Now we can argue the cap situation that existed all day long, but what can't be argued is TT left us very weak at the guard position and it's hurting us big time now. These rookies should not be in a position to have to start now. TT is the GM and it was and is HIS responsibilty to correct it! There are 31 other teams in the NFL and I don't believe ANY of them are in a position of having to start 2 rookies on the O line.
Packnut, I sympathize with this point of view, but this is exactly the thinking that put Mike Sherman into a corner and produced such bad contracts for Hunt, KGB, Diggs, Wayne and Wahle.

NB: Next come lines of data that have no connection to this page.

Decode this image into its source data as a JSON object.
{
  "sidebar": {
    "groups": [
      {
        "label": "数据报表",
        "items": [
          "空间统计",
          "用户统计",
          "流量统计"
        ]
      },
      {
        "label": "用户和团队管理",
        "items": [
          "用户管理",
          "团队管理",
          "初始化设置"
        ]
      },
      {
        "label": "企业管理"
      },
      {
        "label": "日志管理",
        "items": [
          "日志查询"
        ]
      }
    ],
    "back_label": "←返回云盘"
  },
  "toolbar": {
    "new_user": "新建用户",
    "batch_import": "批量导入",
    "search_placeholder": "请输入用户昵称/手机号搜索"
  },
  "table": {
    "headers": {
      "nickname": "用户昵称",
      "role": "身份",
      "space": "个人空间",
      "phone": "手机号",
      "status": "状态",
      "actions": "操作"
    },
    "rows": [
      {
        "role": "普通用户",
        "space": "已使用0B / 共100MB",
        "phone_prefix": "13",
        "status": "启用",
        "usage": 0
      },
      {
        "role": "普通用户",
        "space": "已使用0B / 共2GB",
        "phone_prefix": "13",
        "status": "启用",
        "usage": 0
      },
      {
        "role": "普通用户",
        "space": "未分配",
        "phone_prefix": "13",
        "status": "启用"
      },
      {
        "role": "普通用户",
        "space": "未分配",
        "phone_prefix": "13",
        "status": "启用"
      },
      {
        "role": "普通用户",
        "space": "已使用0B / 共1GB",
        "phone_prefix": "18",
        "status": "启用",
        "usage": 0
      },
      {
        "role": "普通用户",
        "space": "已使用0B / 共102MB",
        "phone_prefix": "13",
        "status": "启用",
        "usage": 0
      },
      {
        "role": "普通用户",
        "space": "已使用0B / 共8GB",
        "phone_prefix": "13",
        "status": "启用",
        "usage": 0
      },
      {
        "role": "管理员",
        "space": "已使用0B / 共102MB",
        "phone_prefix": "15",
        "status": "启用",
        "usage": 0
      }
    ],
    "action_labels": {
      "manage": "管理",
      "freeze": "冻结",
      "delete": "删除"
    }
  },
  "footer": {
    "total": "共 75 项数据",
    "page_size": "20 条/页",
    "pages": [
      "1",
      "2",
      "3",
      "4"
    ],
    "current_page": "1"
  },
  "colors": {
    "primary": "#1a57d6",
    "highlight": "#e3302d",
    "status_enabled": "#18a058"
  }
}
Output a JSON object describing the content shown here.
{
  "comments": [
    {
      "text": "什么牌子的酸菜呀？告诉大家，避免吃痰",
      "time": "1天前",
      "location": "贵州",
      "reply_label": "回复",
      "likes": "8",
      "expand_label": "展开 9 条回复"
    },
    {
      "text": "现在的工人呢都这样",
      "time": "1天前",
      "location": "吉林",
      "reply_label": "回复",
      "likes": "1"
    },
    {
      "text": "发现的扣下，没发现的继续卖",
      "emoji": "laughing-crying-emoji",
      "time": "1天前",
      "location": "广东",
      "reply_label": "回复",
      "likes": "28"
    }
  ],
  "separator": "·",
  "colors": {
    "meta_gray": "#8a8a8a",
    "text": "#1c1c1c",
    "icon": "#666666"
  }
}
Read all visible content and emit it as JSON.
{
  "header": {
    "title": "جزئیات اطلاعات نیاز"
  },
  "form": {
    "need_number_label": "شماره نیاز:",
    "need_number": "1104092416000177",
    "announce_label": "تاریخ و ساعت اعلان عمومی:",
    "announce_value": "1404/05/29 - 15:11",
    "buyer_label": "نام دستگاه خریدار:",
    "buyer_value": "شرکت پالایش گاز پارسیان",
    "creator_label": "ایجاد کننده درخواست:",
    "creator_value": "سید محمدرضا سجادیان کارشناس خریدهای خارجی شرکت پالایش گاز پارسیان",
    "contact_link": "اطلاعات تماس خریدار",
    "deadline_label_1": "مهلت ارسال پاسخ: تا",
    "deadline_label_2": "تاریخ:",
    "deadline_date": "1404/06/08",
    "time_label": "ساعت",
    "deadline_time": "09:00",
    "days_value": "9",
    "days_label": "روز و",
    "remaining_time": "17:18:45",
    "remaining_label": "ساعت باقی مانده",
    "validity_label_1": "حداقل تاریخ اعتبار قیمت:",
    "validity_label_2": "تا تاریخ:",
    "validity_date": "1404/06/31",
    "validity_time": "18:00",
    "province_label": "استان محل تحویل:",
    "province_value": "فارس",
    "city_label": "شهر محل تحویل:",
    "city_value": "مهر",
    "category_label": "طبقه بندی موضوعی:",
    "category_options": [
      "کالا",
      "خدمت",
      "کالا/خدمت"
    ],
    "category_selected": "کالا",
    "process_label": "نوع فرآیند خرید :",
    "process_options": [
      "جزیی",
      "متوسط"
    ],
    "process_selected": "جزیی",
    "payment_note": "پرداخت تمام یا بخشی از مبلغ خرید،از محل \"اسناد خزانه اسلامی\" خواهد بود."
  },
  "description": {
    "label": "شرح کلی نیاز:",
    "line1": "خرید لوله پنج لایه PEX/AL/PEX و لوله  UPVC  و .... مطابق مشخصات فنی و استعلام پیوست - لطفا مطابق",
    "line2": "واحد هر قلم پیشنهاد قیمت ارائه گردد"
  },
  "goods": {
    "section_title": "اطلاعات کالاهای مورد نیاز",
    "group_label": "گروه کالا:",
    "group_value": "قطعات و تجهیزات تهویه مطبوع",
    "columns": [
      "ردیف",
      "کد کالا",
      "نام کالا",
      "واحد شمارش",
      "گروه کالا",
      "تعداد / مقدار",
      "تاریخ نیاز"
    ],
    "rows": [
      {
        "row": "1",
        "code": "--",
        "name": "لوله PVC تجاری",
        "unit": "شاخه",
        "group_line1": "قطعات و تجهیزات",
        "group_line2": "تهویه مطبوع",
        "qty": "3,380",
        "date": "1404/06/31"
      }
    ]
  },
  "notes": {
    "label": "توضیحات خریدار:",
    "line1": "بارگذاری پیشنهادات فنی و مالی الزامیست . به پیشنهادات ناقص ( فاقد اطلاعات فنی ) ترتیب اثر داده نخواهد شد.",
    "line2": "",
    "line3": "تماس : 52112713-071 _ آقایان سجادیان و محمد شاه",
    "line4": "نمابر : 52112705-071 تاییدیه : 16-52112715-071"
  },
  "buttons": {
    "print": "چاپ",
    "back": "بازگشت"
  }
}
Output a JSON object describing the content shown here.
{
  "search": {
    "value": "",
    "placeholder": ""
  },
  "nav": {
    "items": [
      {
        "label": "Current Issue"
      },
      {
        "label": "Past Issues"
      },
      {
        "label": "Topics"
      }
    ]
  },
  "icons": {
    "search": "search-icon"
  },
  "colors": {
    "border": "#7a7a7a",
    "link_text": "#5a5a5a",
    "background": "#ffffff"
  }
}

APB likes to point out that Sherman was resigning everybody with no cap room, like he was David Copperfield. But the cost was contracts loaded with back end money. He was always up against it because his cap was tight, it was tight in the future and depth was sorely lacking. He HAD to sign guys, or so he felt, so he never had room.
The backup plan should always be the same. Draft well. Sign free agents judiciously. I would add front load contracts, ala Philly and Minnesota and don't hand out big money to injured/older players.
Wahle's contract had that roster bonus PRECISELY because Sherman couldn't do market value at the time his second contract was up. Remember Wahle had a rookie deal and probably an RFA tender deal.
So you eat the 6 mil or backload another deal because you haven't developed any depth. How many decent lineman did the Packers have when Sherman took over from Wolf who left to take starting jobs or more money from other teams?
The depth on the line looked much better in 01 than 05. Sherman lost a lot of depth because of the money he committed to overpaying his own FAs at the heighth of their earning power, when they were in fact on the decline or simply looked better than the alternative. Poor excuse for big contracts.